Ward, who graduated from Appalachian State in 2016 with a degree in cellular molecular biology and came to UTEP in 2019 after a stint as a grad assistant at Virginia Commonwealth, feels that even more so as a captain.

"The captains before me were people I always respected and I'm doing the best I can to uphold their legacy," Ward said. "Part of the rule of captains, leaders, veterans on any team is to continue the culture that's been built.

"That's been the biggest thing for me is to continue that culture and retain the deaf part of it. There are players coming in like me who didn't grow up in deaf culture, it's important we keep aspects of deaf culture. Being a captain has been incredible to uphold that legacy."

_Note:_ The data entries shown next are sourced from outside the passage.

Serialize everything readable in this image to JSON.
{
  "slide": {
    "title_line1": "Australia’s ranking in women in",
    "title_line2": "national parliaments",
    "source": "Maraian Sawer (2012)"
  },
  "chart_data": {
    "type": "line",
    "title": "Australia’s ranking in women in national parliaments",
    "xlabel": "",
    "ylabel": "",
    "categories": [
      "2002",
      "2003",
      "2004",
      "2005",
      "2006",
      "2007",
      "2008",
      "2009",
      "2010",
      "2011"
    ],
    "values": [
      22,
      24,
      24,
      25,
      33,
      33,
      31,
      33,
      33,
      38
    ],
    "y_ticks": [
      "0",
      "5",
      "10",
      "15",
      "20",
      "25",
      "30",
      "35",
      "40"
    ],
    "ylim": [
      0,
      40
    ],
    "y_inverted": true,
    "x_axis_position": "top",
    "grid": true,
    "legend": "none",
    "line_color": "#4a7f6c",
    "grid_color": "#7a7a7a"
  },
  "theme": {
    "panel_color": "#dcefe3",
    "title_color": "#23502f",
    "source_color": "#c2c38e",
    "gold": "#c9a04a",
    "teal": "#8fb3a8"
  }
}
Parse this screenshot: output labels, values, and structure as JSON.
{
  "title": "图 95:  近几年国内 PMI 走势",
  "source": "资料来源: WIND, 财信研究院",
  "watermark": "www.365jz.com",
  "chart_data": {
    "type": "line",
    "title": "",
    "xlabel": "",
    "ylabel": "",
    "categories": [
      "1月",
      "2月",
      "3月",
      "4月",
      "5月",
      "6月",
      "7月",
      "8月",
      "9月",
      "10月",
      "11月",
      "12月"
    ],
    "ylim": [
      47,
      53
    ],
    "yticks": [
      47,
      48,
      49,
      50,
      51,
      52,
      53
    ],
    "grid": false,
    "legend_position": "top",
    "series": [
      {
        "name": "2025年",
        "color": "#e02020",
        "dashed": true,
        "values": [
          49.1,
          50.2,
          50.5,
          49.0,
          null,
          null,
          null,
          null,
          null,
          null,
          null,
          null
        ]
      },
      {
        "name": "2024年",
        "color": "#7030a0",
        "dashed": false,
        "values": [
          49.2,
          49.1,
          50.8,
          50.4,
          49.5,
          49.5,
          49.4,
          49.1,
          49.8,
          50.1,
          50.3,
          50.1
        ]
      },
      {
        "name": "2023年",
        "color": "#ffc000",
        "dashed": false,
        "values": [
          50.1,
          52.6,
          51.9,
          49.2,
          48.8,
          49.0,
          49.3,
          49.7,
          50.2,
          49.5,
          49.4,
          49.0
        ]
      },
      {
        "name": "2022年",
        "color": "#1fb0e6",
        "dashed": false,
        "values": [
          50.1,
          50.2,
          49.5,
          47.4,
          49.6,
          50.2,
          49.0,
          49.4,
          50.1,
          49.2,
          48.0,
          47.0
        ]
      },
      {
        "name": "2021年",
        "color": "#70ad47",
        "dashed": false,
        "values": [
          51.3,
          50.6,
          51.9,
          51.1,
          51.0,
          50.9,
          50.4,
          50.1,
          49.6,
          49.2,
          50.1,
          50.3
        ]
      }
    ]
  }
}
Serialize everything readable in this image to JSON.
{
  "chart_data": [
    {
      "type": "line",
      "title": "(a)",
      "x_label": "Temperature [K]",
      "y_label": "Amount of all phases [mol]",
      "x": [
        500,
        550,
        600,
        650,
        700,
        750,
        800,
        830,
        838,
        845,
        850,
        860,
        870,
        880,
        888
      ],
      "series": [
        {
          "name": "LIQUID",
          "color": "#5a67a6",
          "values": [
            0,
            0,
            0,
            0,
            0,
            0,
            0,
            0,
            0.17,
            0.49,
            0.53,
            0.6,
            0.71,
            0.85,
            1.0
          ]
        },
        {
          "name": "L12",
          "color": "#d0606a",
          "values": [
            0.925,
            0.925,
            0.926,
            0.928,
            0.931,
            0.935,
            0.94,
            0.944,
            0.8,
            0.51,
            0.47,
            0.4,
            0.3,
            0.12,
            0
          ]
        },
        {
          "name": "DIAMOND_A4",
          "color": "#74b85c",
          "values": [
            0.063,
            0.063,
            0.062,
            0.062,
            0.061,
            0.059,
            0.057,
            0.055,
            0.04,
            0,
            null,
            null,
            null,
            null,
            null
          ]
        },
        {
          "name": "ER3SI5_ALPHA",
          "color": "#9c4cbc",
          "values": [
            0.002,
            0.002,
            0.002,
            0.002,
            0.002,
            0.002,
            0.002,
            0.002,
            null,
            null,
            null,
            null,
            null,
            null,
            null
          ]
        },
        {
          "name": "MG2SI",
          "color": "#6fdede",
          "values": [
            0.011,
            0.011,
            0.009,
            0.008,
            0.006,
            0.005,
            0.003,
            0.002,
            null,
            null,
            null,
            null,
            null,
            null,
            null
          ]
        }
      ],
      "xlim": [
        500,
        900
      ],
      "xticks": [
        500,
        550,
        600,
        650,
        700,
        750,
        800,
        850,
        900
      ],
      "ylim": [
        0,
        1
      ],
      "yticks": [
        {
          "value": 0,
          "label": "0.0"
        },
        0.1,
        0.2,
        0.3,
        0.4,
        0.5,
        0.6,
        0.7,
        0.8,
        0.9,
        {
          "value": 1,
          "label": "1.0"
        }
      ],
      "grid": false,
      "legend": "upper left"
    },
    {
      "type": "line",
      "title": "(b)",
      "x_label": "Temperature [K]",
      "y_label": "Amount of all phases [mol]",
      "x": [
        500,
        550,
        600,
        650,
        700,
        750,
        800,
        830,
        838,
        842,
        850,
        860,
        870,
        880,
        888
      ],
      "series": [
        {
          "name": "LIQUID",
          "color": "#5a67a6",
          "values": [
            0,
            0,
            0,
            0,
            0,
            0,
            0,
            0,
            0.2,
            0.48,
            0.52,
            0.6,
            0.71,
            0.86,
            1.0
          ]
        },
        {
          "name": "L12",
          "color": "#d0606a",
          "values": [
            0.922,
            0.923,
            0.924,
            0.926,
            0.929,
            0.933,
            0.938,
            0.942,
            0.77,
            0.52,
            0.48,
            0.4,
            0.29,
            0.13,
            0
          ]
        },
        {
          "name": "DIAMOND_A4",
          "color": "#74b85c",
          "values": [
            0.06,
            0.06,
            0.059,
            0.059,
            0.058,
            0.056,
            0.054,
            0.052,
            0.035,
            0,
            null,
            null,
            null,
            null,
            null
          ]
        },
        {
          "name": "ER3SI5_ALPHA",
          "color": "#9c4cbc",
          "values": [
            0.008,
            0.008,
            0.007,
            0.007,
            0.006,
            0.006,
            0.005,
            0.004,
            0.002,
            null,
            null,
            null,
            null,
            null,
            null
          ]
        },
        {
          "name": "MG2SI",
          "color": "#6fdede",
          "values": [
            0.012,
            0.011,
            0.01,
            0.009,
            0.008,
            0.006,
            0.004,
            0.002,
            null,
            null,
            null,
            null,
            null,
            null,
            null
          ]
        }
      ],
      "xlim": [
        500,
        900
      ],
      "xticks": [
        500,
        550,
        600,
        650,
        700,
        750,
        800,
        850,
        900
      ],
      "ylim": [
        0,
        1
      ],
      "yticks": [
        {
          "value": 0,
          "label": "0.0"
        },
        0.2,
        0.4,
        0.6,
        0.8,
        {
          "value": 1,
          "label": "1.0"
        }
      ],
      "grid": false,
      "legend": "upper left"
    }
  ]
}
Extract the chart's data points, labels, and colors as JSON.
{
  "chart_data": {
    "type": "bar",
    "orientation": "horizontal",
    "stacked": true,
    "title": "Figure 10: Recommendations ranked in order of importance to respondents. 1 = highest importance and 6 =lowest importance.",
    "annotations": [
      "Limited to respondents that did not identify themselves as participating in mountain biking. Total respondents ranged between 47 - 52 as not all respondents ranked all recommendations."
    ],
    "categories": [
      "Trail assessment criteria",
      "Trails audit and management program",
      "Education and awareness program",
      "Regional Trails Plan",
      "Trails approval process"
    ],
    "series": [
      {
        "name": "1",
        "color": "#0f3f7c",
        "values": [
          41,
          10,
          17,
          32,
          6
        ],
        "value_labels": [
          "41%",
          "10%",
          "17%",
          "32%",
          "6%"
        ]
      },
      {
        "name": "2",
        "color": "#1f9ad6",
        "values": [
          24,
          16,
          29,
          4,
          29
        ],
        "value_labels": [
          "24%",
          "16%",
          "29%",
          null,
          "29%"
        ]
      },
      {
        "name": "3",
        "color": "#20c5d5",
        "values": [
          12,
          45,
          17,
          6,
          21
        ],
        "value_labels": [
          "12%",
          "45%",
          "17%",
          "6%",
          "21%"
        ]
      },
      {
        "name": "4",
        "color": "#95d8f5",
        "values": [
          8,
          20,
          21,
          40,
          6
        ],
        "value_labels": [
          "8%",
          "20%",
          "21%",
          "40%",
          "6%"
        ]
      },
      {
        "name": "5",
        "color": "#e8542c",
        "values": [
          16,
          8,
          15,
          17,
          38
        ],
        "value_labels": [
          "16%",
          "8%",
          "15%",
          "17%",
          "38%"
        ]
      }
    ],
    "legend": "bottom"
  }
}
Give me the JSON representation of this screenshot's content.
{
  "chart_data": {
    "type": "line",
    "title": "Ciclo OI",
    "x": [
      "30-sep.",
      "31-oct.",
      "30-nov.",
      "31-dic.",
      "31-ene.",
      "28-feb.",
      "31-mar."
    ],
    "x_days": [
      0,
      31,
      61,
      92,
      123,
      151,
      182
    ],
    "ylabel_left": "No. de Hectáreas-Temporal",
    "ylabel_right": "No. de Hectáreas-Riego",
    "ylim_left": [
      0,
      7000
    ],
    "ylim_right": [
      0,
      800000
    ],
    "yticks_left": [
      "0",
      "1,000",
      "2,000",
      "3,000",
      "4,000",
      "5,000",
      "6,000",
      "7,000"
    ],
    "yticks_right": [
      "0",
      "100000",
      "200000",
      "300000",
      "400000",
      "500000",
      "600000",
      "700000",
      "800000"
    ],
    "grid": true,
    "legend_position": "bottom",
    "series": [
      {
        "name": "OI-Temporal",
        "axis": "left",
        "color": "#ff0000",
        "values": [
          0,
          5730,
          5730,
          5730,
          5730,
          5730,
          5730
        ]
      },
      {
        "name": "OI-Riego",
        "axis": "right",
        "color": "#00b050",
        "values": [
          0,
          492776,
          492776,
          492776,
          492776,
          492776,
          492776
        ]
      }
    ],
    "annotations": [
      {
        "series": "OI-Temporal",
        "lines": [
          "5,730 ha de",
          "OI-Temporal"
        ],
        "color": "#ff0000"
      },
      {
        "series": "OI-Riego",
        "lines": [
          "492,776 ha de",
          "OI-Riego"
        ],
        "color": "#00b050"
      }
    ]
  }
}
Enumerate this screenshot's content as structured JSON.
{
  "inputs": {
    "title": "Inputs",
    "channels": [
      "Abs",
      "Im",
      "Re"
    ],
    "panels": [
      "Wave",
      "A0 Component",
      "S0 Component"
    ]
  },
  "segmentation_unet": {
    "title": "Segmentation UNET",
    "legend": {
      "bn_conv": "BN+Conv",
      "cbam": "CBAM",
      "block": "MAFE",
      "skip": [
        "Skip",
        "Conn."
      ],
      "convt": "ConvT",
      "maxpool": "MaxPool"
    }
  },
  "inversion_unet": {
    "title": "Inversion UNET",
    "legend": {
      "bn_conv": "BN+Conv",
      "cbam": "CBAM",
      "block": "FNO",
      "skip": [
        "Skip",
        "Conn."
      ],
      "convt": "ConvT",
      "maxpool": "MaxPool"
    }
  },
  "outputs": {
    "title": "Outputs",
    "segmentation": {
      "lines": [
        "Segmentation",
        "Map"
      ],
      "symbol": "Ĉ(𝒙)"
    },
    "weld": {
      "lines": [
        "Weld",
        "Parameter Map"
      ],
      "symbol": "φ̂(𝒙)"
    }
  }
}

Ward had been thinking Brazil would be the end of her playing career, but with a World Cup coming up next year in South Korea, she's reconsidering. Her connection with USA Deaf Soccer may last a lifetime, as she's on the organization's board.

"Somewhere down the road if I coach them that would be really cool," Ward said. "I don't know if that's the goal, but to be able in some way, shape or form, it's a passion of mine, to help kids who grew up like me. I'd like to be involved."

So far her involvement with deaf soccer has been life transforming and Ward wants to pass that along.